I’ve written on the topic of professional development for principals and administrators and principal evaluation in the past, and, like teacher evaluation, the process of principal evaluation is tricky business. The job of the principal is multifaceted and complicated. Developing a framework to fairly evaluate the effectiveness of a principal’s areas of influence has to be a near impossible task. Every principal’s role is different due to the unique compositions of our schools and communities. To standardize it is laughable.

However, are there certain characteristics all strong principals possess? Most agree there are. So what are those characteristics, and how can we measure the extent to which a principal possesses them? (Because, as we all know, in public education, if we can’t measure it, it doesn’t exist.) Ahem.

Stronge’s book is organized into three parts:

  • How to Build an Evaluation System That Works – provides a conceptual framework for designing a principal evaluation system and how to build a system using a solid foundation of research-based performance standards
  • Comprehensive Set of Principal Performance Standards, Indicators, and Rubrics – presents seven performance standards and indicators with corresponding rubrics.
  • Principal Evaluation Steps, Guidelines, and Resources – a practical set of tools that districts can use to implement a system in their schools

So why is a principal evaluation model needed? Stronge states that meaningful principal evaluation is important “because quality principals matter, and because principal evaluation matters.” He presents the reader with a wealth of evidence about the value of the principal in effective schools, including their impact on teaching and learning and establishing a positive climate for their schools. Stronge emphasizes that people matter when it comes to improving school effectiveness, and that we need quality evaluation systems in place in order to discern if our principals are effective. Without these systems, we can’t hope to improve principals in order to increase school effectiveness.

Stronge’s standards are comprehensive and include:

  1. Instructional Leadership – Creating a Vision, Sharing Leadership, Leading a Learning Community, Monitoring Curriculum & Instruction
  2. School Climate – The Principal’s Role, The Stakeholder’s Role, Trust, Shared Leadership
  3. Human Resources Leadership – Selection, Induction & Support, Evaluation, Retention
  4. Organizational Management – Safety, Daily Operations, & Maintenance, Fiscal Resources, Technology Resources
  5. Communication & Community Relations – Effective Communication, Communicating with Families, Communicating with the Larger Community
  6. Professionalism – Professional Standards, Ethical Behavior, Professional Development
  7. Student Progress Indirect Influence, Focus on Student Goals

Standards 1-6 are performance standards that represent what the principal should know and be able to do. Standard 7 represents the need to evaluate principals based on the results of their work. These standards are aligned to the Interstate School Leaders Licensure Consortium (ISLLC) standards. 

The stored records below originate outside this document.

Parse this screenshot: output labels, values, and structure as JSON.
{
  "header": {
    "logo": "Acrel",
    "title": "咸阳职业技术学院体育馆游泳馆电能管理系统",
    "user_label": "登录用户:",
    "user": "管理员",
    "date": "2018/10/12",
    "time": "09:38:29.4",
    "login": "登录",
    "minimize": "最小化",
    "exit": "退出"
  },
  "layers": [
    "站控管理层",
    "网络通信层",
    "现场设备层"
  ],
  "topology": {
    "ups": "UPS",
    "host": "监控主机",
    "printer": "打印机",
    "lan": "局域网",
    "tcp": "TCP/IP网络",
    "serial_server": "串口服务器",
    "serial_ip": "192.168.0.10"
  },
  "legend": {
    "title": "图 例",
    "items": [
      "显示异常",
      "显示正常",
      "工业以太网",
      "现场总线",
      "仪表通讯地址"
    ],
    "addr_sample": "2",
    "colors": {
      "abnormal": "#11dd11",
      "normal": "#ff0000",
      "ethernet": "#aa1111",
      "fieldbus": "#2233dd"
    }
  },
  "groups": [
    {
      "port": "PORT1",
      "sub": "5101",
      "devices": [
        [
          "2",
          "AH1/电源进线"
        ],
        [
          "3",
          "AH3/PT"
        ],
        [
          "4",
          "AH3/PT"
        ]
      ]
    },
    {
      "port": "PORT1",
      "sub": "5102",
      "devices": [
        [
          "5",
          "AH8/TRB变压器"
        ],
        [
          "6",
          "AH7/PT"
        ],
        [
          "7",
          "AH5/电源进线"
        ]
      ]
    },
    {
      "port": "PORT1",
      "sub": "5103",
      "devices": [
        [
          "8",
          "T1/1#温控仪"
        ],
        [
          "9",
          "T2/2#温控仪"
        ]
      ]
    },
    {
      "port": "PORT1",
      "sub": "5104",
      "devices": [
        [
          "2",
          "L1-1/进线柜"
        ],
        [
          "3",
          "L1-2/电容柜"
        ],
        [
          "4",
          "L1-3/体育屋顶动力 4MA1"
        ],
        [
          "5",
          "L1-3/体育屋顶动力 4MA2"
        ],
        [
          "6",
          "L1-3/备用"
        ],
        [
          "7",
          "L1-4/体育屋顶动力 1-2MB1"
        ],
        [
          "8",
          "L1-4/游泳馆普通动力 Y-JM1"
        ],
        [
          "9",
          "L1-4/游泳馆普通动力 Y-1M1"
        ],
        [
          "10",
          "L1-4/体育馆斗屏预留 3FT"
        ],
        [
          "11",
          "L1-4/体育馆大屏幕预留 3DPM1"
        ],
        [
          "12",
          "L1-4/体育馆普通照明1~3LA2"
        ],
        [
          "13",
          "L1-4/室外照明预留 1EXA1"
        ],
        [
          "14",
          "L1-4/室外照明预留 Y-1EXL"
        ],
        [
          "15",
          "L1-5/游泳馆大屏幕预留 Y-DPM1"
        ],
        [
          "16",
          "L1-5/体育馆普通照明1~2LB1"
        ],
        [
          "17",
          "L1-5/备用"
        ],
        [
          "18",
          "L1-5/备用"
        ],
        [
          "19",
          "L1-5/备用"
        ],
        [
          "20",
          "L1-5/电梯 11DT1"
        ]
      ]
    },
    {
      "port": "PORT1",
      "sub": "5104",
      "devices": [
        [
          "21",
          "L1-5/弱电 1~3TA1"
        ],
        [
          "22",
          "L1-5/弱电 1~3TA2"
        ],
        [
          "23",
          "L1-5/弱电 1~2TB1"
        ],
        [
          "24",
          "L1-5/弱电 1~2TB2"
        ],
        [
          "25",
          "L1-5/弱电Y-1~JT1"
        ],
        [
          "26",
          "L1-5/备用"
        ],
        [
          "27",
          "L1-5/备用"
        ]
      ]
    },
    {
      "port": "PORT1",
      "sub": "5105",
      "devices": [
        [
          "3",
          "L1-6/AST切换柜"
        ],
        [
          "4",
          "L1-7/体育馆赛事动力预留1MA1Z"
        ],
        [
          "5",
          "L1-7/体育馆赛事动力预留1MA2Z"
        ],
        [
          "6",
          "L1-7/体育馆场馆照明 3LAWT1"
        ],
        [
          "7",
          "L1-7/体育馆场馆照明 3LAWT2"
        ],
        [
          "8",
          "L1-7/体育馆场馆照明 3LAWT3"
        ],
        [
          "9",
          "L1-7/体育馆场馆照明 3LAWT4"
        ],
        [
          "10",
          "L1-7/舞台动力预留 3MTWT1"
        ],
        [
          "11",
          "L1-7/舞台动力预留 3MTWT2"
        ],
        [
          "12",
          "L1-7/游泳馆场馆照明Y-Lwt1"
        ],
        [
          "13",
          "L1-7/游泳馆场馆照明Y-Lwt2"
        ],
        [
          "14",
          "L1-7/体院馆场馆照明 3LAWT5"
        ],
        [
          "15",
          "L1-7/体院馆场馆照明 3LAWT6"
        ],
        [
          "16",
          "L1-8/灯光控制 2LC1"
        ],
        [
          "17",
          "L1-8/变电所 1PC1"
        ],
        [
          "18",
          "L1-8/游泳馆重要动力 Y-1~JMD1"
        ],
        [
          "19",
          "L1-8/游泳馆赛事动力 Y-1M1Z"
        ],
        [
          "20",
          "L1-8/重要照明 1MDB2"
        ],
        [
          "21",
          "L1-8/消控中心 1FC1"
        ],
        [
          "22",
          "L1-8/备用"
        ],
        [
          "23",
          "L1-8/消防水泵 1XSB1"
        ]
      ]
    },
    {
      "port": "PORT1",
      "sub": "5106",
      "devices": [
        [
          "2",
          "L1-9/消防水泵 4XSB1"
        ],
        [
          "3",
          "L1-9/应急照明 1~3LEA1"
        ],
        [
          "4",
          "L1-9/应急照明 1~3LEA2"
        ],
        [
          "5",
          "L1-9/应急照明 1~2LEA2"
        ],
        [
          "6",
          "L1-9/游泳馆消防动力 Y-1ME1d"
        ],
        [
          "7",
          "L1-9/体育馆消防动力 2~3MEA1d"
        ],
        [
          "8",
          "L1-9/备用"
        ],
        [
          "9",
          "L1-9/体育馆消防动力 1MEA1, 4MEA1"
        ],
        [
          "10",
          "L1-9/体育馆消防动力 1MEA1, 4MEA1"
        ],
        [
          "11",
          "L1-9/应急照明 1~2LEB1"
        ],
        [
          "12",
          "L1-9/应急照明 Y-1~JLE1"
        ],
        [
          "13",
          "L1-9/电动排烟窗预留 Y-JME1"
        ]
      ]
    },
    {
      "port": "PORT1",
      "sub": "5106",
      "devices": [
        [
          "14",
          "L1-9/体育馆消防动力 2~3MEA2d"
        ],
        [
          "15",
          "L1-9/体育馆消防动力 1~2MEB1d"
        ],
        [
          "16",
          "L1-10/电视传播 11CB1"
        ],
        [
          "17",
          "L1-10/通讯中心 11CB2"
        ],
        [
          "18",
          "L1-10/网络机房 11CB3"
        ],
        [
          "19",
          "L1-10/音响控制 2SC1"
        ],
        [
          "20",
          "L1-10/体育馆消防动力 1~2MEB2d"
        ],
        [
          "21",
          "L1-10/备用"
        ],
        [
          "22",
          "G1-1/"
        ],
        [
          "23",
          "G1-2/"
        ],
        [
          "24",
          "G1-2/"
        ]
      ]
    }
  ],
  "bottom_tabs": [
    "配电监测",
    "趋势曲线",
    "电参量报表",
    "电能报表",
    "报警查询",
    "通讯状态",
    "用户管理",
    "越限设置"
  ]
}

Stronge makes the point that

principals exert both direct and indirect influences on schools and the people who work and learn there. Thus, the framework of principal effectiveness should not only contain standards related to the processes of leadership, but also to the outcomes.

The model is outlined in the next section of the book. The framework includes performance standards with accompanying performance indicators and a performance appraisal rubric for each. Here’s an example (p. 66):

Screen Shot 2013-04-27 at 10.28.27 AM

Stronge identifies the standards, performance indicators, and appraisal rubrics as the “basic building blocks” for principal evaluation in his system. The remainder of the text details how to document principal performance, rate performance, and use principal evaluation for professional growth and improvement. Recommended data sources include self-evaluation, informal visits and observations, document log (principal’s blog, anyone? Perhaps used in conjunction with the self-evaluation process for reflection? portfolio building?), climate surveys, goal setting.  The rating section of the book details how to calculate scores based on the evidence collected and accompanying rubrics using a four-level rating scale. I glazed over that chapter.  The last section of the book includes information for districts wishing to implement the system.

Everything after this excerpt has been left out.